Spanish Institute of Oceanography, IEO, Oceanographic Center of Murcia, Varadero 1, E-30740 San Pedro del Pinatar, Murcia, Spain.
Spanish Institute of Oceanography, IEO, Oceanographic Center of Murcia, Varadero 1, E-30740 San Pedro del Pinatar, Murcia, Spain.
Ecotoxicol Environ Saf. 2019 May 30;173:103-109. doi: 10.1016/j.ecoenv.2019.02.020. Epub 2019 Feb 12.
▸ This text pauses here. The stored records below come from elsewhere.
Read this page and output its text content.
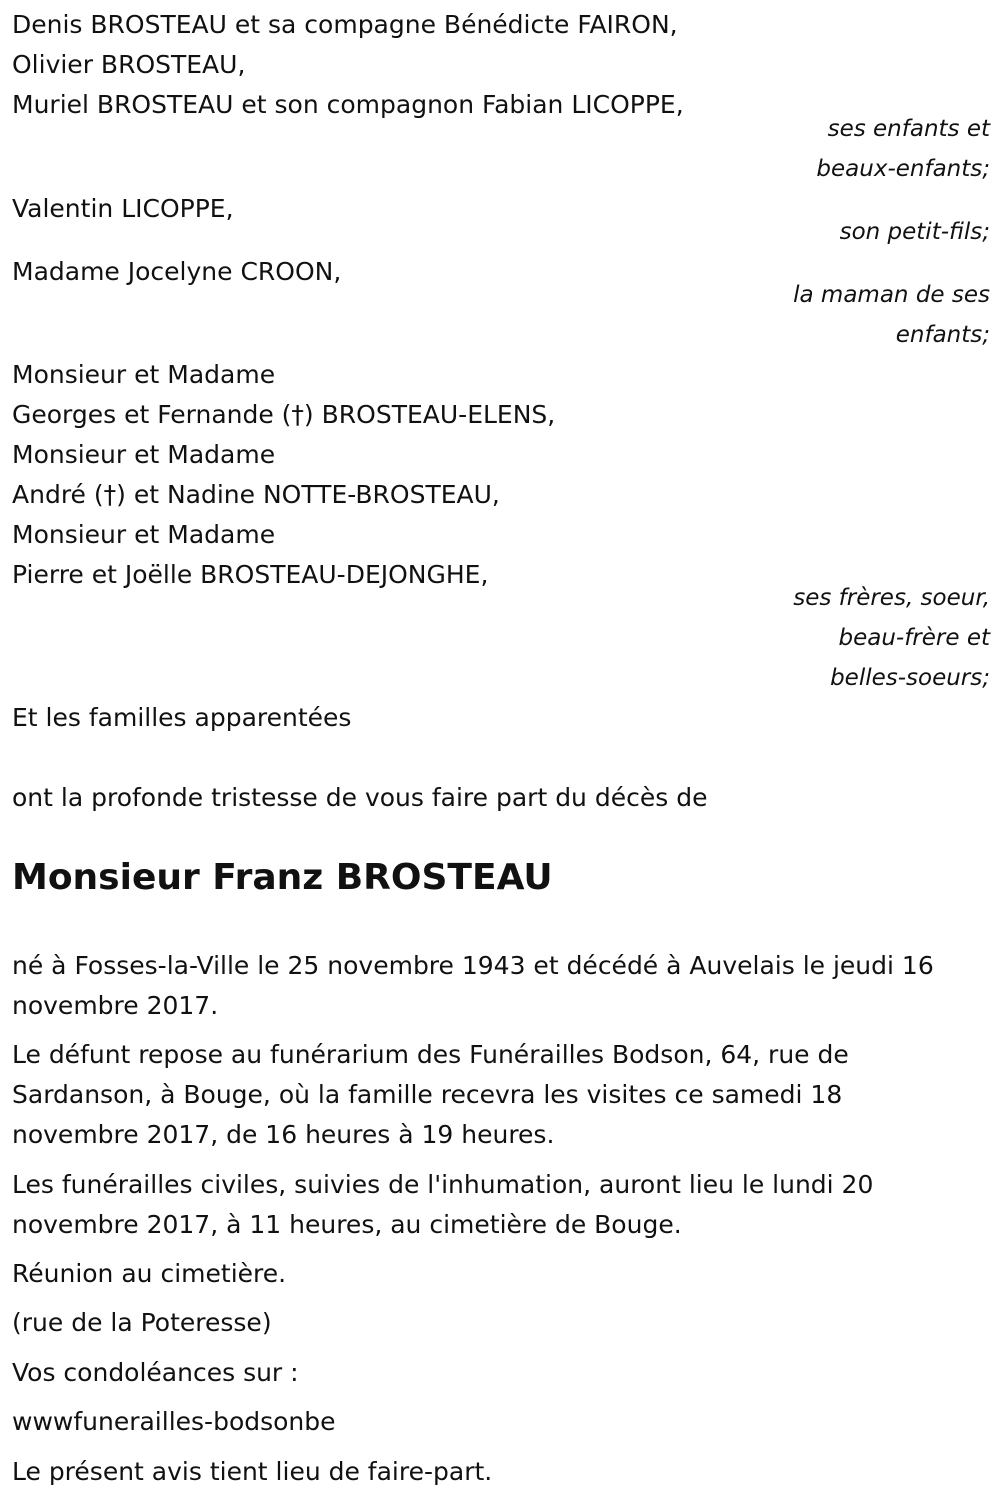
Denis BROSTEAU et sa compagne Bénédicte FAIRON,
Olivier BROSTEAU,
Muriel BROSTEAU et son compagnon Fabian LICOPPE,
ses enfants et
beaux-enfants;
Valentin LICOPPE,
son petit-fils;
Madame Jocelyne CROON,
la maman de ses
enfants;
Monsieur et Madame
Georges et Fernande (†) BROSTEAU-ELENS,
Monsieur et Madame
André (†) et Nadine NOTTE-BROSTEAU,
Monsieur et Madame
Pierre et Joëlle BROSTEAU-DEJONGHE,
ses frères, soeur,
beau-frère et
belles-soeurs;
Et les familles apparentées
ont la profonde tristesse de vous faire part du décès de
Monsieur Franz BROSTEAU
né à Fosses-la-Ville le 25 novembre 1943 et décédé à Auvelais le jeudi 16
novembre 2017.
Le défunt repose au funérarium des Funérailles Bodson, 64, rue de
Sardanson, à Bouge, où la famille recevra les visites ce samedi 18
novembre 2017, de 16 heures à 19 heures.
Les funérailles civiles, suivies de l'inhumation, auront lieu le lundi 20
novembre 2017, à 11 heures, au cimetière de Bouge.
Réunion au cimetière.
(rue de la Poteresse)
Vos condoléances sur :
wwwfunerailles-bodsonbe
Le présent avis tient lieu de faire-part.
It is highly likely that phytoplanktonic organisms will interact with MPs in the ocean, and consequently with the pollutants sorbed onto their surfaces. Microalgae play an essential role in maintaining the balance of the marine ecosystem due to the fact that they are a primary producer and the base of marine trophic chains. Therefore, their fitness represents an important index in the assessment of water quality. The objectives of this study were i) to assess the toxicity of MPs and the pesticide chlorpyrifos (CPF) to the microalgae, Isochrysis galbana, clone t-ISO and ii) to ascertain whether the presence of MPs affects the toxicity of CPF. Microalgae growth rate was selected as the endpoint and a commercial virgin PE micronized powder was chosen as a micro-plastic model, with mean size ranging from 2 to 6 µm, assayed until 25 mg L. CPF was tested at concentrations ranging from 0 to 4 mg L. A constant concentration of MPs (5 mg L) was loaded with increasing doses of CPF (0-3 mg L) with a 2 h incubation period. Bioassays were performed at 20 °C, in glass tubes of 50 ml, with air and constant light and an exposure time of 72 h. Cell counts were performed using a Coulter Counter Multisizer III and HPLC was used to quantify the partition of this pollutant among MPs and water. Although microalgae growth was not impacted by MPs, growth was clearly affected by exposure to CPF from 2 mg L and above, with a total growth inhibition at concentrations over 3 mg L. Subsequent to incubation, 80% of CPF was sorbed onto MP surfaces. Two different dose-response curves resulted from CPF bioassays depending on the presence of MP, with lower percentages of inhibition when CPF was presented through MP. Thus, the adsorption of CPF onto MP surfaces modulates the toxicity of CPF on I. galbana growth through a reduction in its toxicity, as CPF is adsorbed onto MP surfaces which are less bio-available to the algal cells.
浮游植物极有可能与海洋中的 MPs 相互作用,从而与吸附在其表面的污染物相互作用。微藻在维持海洋生态系统平衡方面发挥着重要作用,因为它们是初级生产者,也是海洋食物链的基础。因此,它们的适应性是评估水质的一个重要指标。本研究的目的是:i)评估 MPs 和农药毒死蜱 (CPF) 对微藻,即小球藻克隆 t-ISO 的毒性;ii)确定 MPs 的存在是否会影响 CPF 的毒性。微藻生长速度被选为终点,选择商业 virgin PE 微米化粉末作为微塑料模型,平均粒径为 2 至 6 µm,测试至 25 mg/L。CPF 的测试浓度范围为 0 至 4 mg/L。将一个恒定浓度的 MPs(5 mg/L)与不断增加剂量的 CPF(0-3 mg/L)混合,孵育期为 2 小时。生物测定在 20°C 下进行,在 50 ml 的玻璃管中,用空气和恒定光照,暴露时间为 72 小时。细胞计数使用库尔特计数器 Multisizer III 进行,HPLC 用于定量这种污染物在 MPs 和水中的分配。虽然微藻的生长不受 MPs 的影响,但暴露于 2 mg/L 及以上的 CPF 时,生长明显受到影响,浓度超过 3 mg/L 时,生长完全受到抑制。孵育后,80%的 CPF 被吸附到 MPs 表面。由于 CPF 是通过 MPs 呈现的,因此 CPF 生物测定产生了两条不同的剂量-反应曲线,当 CPF 呈现在 MPs 上时,抑制百分比较低。因此,CPF 吸附到 MPs 表面通过降低其毒性来调节 CPF 对小球藻生长的毒性,因为 CPF 被吸附到 MPs 表面,这些表面对藻类细胞的生物利用度较低。